Tissue engineering-which offers a promising alternative for wound repair and organ replacement-is another growing biotechnology domain where nanoimprinting can be employed. A relatively young but important topic is the role that a surface’s topography can have on how cells develop and function. To study this factor, different types of topographies (for example, shapes that are two-dimensional, threedimensional, micro, nano, curved, anisotropic, isotropic, or have different aspect ratios) have to be manufactured at a large-enough quantity of samples (tens to hundreds) to yield statistically significant results. Thermal nanoimprint lithography can easily create three-dimensional structures from simple two-dimensional molds. A recent demonstration my colleagues and I worked on is a topographical microarray chip called MARC (for multiarchitectural chip), which incorporates vastly different topographies onto a single, nanoimprinted surface. One trial of the MARC chip we did with stem cells demonstrates how widely the cells can differentiate simply because of the topology.
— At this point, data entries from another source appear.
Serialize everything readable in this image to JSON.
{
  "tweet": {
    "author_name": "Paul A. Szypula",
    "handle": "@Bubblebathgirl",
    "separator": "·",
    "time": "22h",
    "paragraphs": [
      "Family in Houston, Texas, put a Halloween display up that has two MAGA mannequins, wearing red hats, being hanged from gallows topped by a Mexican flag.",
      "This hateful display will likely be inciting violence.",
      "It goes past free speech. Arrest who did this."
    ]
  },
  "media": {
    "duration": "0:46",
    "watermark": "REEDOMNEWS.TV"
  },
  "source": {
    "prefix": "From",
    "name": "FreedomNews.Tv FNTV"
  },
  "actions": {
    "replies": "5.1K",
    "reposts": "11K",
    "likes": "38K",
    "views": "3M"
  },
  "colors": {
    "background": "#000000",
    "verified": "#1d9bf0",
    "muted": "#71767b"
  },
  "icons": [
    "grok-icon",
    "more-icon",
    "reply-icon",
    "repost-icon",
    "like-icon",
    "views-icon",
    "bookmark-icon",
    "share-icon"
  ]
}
Nanofabrication may be useful in biology, but the process can also take inspiration from nature. One mechanism, roller-based continuous processing of materials, has several biomimetic products. This mechanism provides high throughput and also sidesteps the space restriction inherent in using silicon wafers. The roller process works well with flexible substrates, such as plastics, which can create both lightweight and cost-effective products. Initial commercial adopters of the process use it for optical films. Single-layer nanopattems are directly imprinted onto the plastic film, endowing the material with improved optical performance. Creating functionality directly onto plastics also opens up many opportunities for emerging applications.
One example I have worked on with my colleagues is an antireflection film roller imprinted with nanostructures modeled after the moth eye. Compared to traditional coating-based antireflection surfaces, the nanostructures give these optical films a broader wavelength and wider operating angle while keeping reflectivity at a minimal level.
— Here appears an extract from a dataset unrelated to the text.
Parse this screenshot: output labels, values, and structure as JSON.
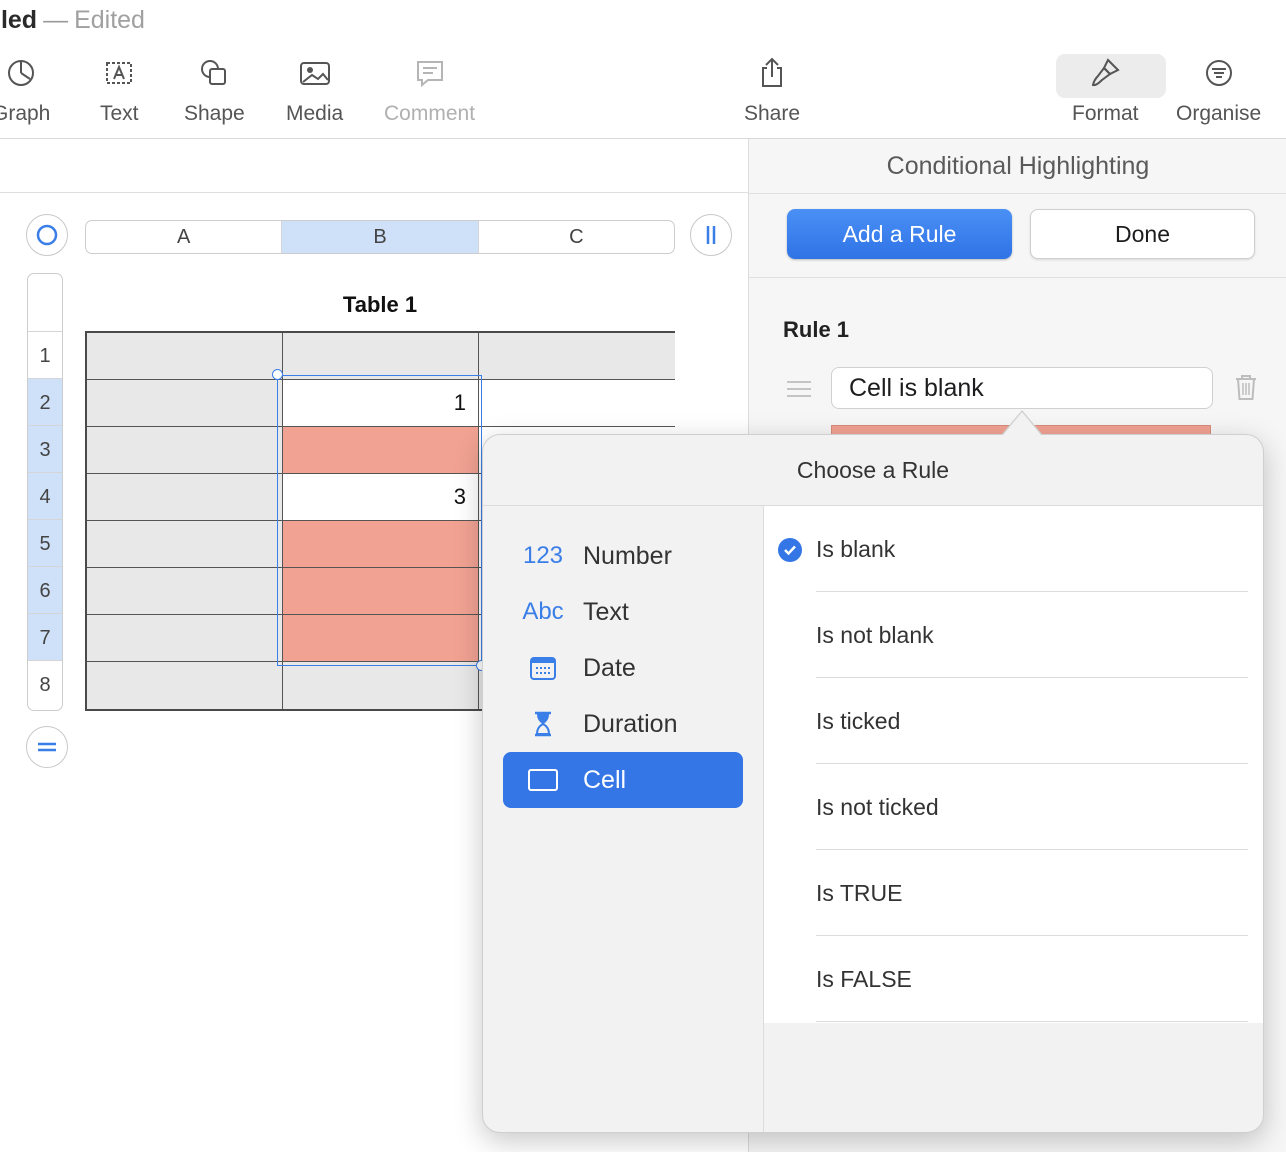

Our most recent work takes inspiration from rose petals, which at the nano scale are covered in uniformly distributed conical profusions. Polymers roller-imprinted with similar patterns pin water droplets in place, even when turned upside down. Potential applications include greenhouses, where condensation control is important for healthy plant growth, and dew collection as a source of water in arid regions. In genomics studies, high-quality protein crystals are often grown using hanging drops; nano-imprinted surfaces could increase the yield of such a process by allowing more uniform and controllable droplets.
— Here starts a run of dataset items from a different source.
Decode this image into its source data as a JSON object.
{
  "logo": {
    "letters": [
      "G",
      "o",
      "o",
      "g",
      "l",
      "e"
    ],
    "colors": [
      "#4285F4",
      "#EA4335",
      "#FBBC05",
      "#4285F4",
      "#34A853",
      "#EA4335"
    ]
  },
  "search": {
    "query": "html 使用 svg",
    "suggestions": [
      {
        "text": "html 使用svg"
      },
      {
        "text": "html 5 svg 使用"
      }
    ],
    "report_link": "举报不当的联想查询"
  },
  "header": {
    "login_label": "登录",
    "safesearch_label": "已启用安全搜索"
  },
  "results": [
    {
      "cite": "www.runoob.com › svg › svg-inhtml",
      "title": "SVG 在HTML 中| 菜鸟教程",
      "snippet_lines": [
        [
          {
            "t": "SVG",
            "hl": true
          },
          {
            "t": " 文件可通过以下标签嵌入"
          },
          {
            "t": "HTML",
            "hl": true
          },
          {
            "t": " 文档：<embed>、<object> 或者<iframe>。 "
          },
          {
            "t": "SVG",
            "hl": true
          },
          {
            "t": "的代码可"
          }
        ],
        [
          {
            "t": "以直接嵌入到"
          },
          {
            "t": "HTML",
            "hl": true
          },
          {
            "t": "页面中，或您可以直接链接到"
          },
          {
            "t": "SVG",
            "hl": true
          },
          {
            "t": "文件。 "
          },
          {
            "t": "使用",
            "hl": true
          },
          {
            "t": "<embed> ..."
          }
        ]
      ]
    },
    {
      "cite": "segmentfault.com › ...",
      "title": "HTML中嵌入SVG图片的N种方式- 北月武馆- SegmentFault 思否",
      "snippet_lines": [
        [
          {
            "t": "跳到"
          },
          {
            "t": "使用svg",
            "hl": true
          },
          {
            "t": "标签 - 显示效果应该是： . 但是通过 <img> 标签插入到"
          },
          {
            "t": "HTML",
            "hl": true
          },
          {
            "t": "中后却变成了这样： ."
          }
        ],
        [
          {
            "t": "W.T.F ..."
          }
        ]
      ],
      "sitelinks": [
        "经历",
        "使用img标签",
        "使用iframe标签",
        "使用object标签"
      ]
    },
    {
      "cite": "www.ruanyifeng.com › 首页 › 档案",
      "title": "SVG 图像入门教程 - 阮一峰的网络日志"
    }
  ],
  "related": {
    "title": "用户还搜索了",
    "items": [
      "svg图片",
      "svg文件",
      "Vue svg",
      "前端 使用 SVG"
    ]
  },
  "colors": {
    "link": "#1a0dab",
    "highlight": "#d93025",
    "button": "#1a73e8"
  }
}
Some futuristic applications are also on the horizon. Another project my collaborators and I worked on, now being commercialized by the company Nanoveu, patterns lenticular lenses onto plastic film to create a transparent overlay for mobile device screens that creates a 3D image without the need for special glasses. Similarly, groups such as WaveFront Technology are working on depositing a metal grid of nanowires onto films, creating a polarizing effect on the plastic, which can be used in wearable display devices. Roller-type nanoimprinting could be the technology finally to make such long-anticipated products sufficiently affordable, lightweight, and high performance that they could become commonplace.